BTX biodegradation rates, biochemical expression patterns and microbial ecology were studied under anoxic (denitrifying), anoxic/microaerobic/aerobic, and anoxic/microaerobic conditions in activated sludge sequencing batch reactors. The studies showed that toluene and m-xylene were denitrified via benzoyl-CoA reductase. Although benzene, o-, and p-xylene were recalcitrant under denitrifying conditions, they were biodegraded under microaerobic (< 0.2 mg/L dissolved oxygen) and nitrate or nitrite (NOx)-supplemented microaerobic conditions. The patterns of the specific enzymes associated with BTX biodegradation under microaerobic conditions indicated that the three compounds were metabolized by oxygen-dependent pathways. The expression levels of catechol 1, 2-dioxygenase and catechol 2, 3-dioxygenase under microaerobic conditions were induced to levels as high as under aerobic conditions (> 4 mg/L dissolved oxygen). Benzene, o-, and p-xylene biodegradation rates were twice as fast under NO_x-supplemented compared to NO_x-free microaerobic conditions, and the specific biodegradation rates under aerobic and NO_x-supplemented microaerobic conditions were comparable.
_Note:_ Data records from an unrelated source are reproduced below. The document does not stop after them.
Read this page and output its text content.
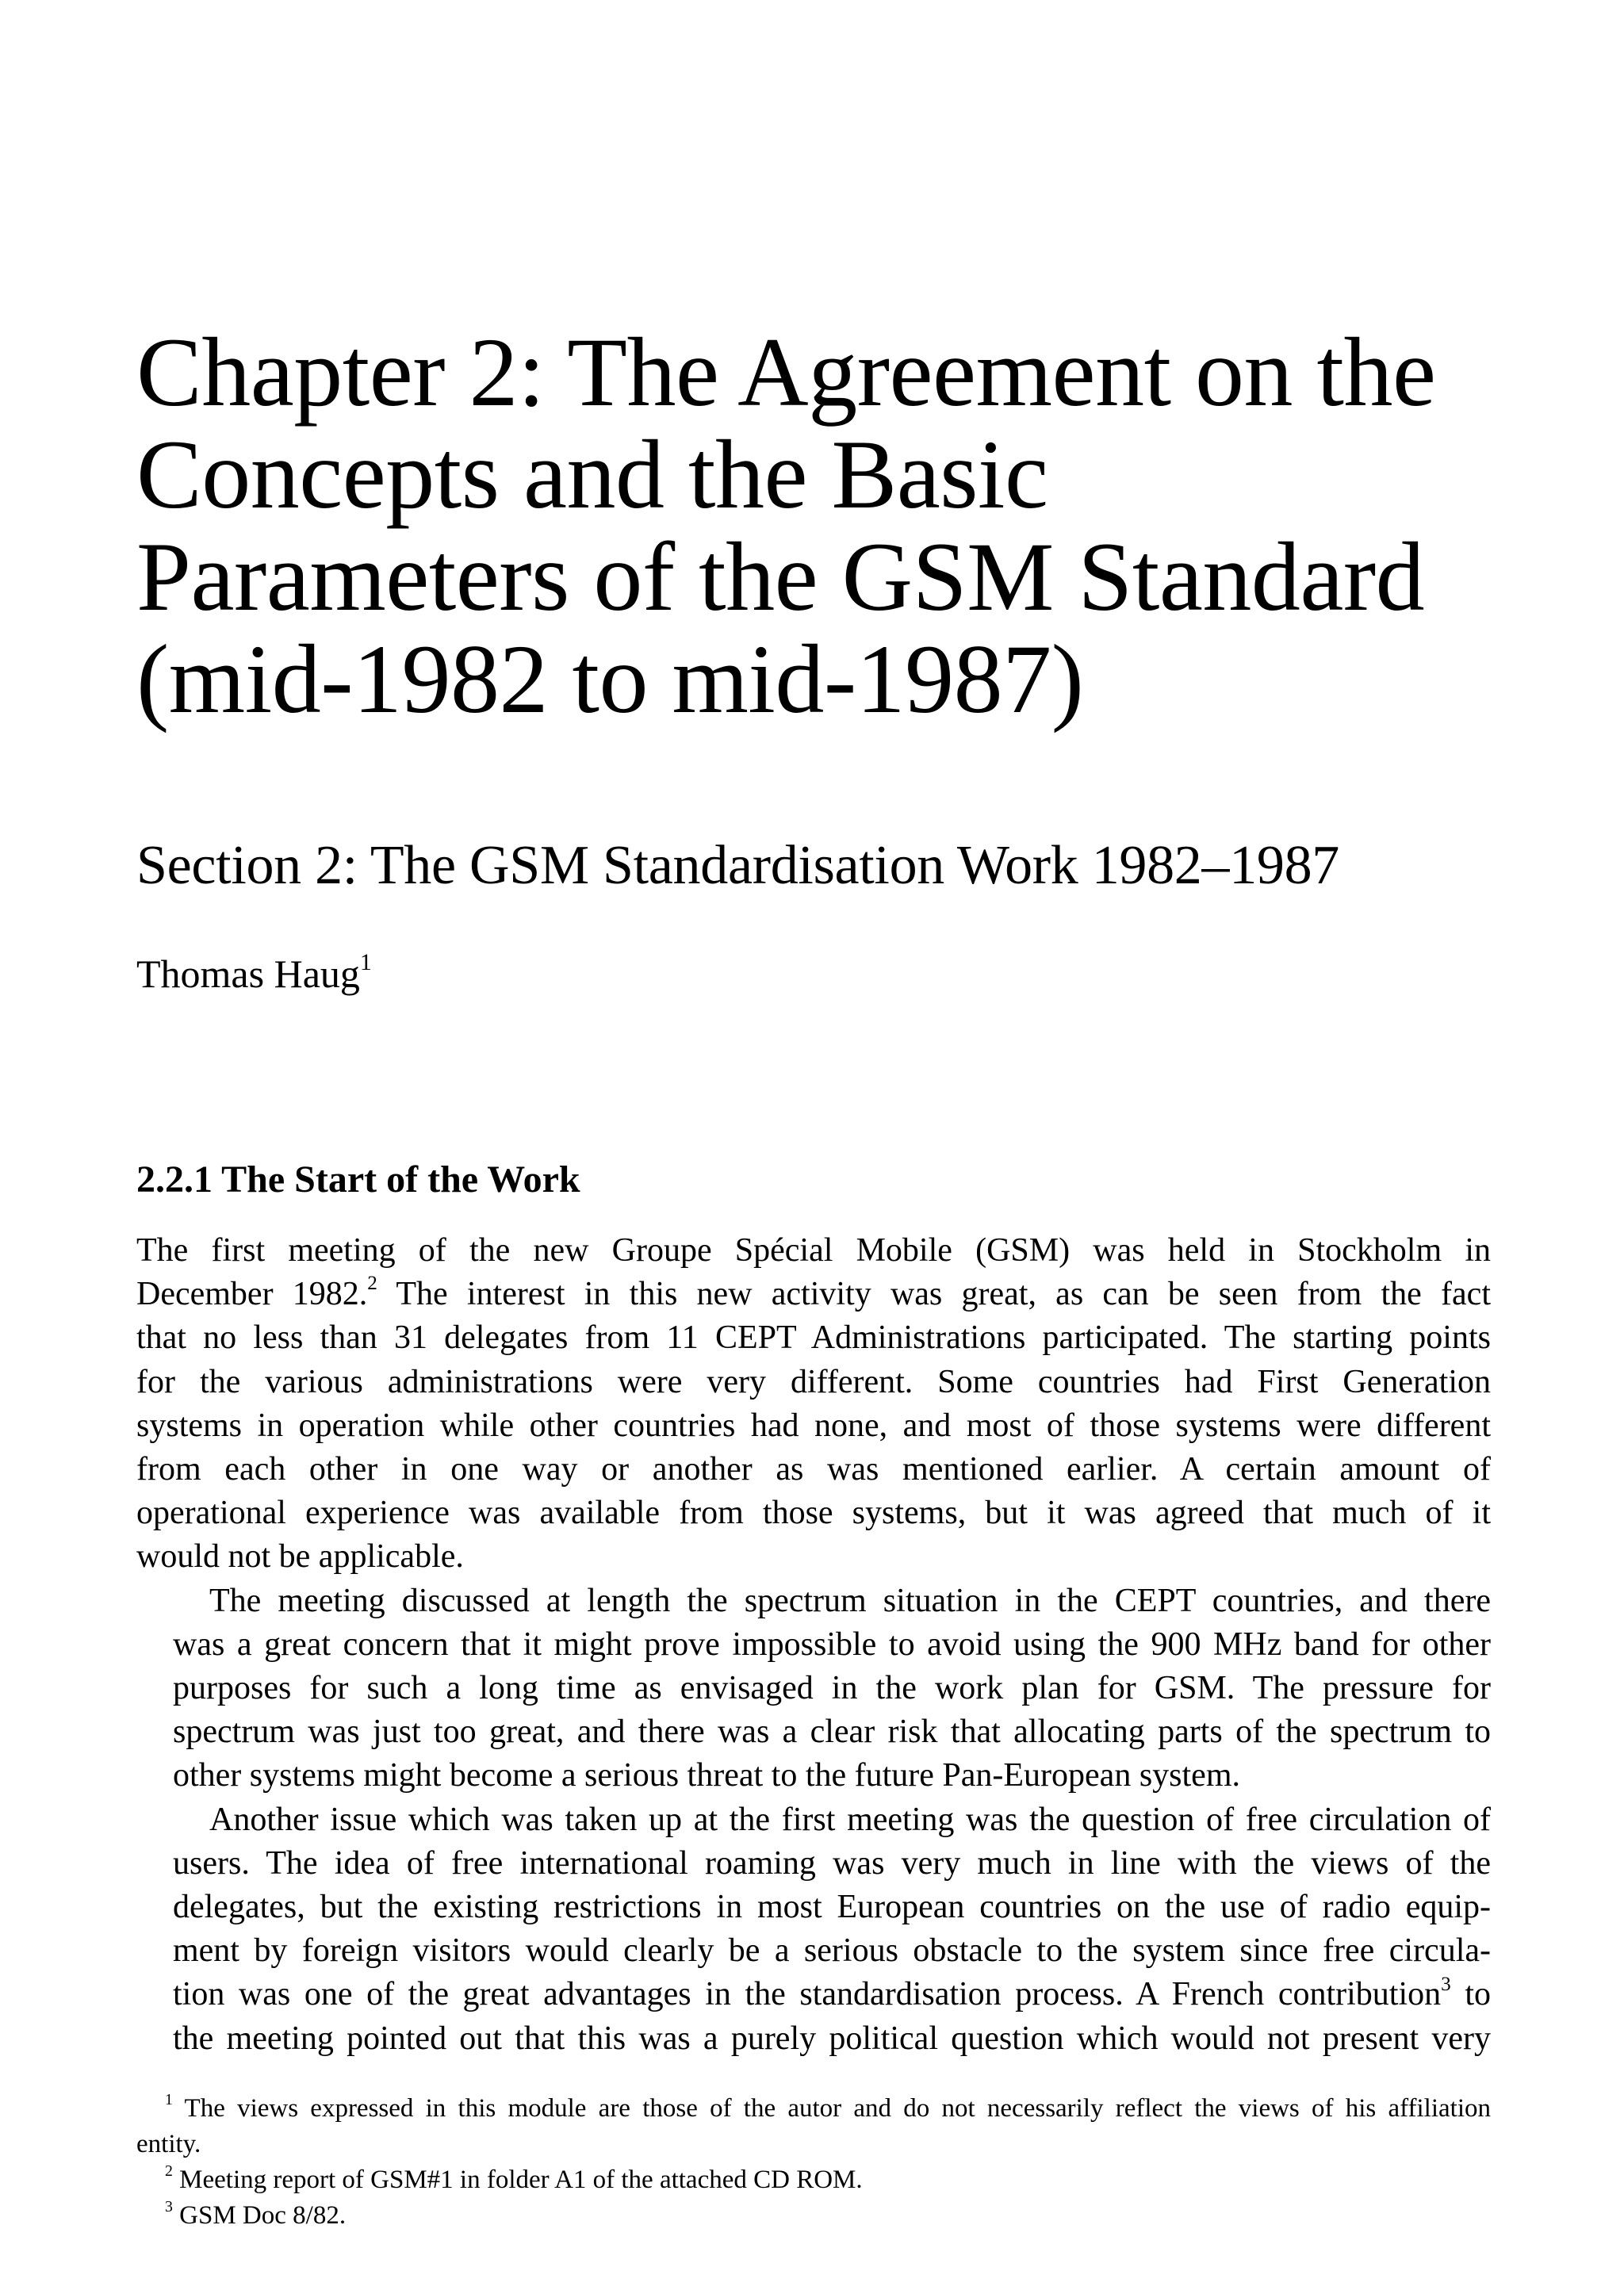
Chapter 2: The Agreement on the
Concepts and the Basic
Parameters of the GSM Standard
(mid-1982 to mid-1987)
Section 2: The GSM Standardisation Work 1982–1987
Thomas Haug$^1$
2.2.1 The Start of the Work

The first meeting of the new Groupe Spécial Mobile (GSM) was held in Stockholm in
December 1982.$^2$ The interest in this new activity was great, as can be seen from the fact
that no less than 31 delegates from 11 CEPT Administrations participated. The starting points
for the various administrations were very different. Some countries had First Generation
systems in operation while other countries had none, and most of those systems were different
from each other in one way or another as was mentioned earlier. A certain amount of
operational experience was available from those systems, but it was agreed that much of it
would not be applicable.

The meeting discussed at length the spectrum situation in the CEPT countries, and there
was a great concern that it might prove impossible to avoid using the 900 MHz band for other
purposes for such a long time as envisaged in the work plan for GSM. The pressure for
spectrum was just too great, and there was a clear risk that allocating parts of the spectrum to
other systems might become a serious threat to the future Pan-European system.

Another issue which was taken up at the first meeting was the question of free circulation of
users. The idea of free international roaming was very much in line with the views of the
delegates, but the existing restrictions in most European countries on the use of radio equip-
ment by foreign visitors would clearly be a serious obstacle to the system since free circula-
tion was one of the great advantages in the standardisation process. A French contribution$^3$ to
the meeting pointed out that this was a purely political question which would not present very

$^1$ The views expressed in this module are those of the autor and do not necessarily reflect the views of his affiliation
entity.

$^2$ Meeting report of GSM#1 in folder A1 of the attached CD ROM.

$^3$ GSM Doc 8/82.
16S rRNA probes targeting representative toluene-degraders were used to investigate the microbial communities in the three sequencing batch reactors by using a dot blot hybridization technique. The hybridization results suggest that multiple redox environments fostered a more diverse microbial community and the activities of the target organisms in the reactors with multiple redox environments were higher than in the single redox reactor. Additionally, facultative toluene-degraders appeared to play a less significant role than the strict anoxic and aerobic toluene-degraders in all three SBRs.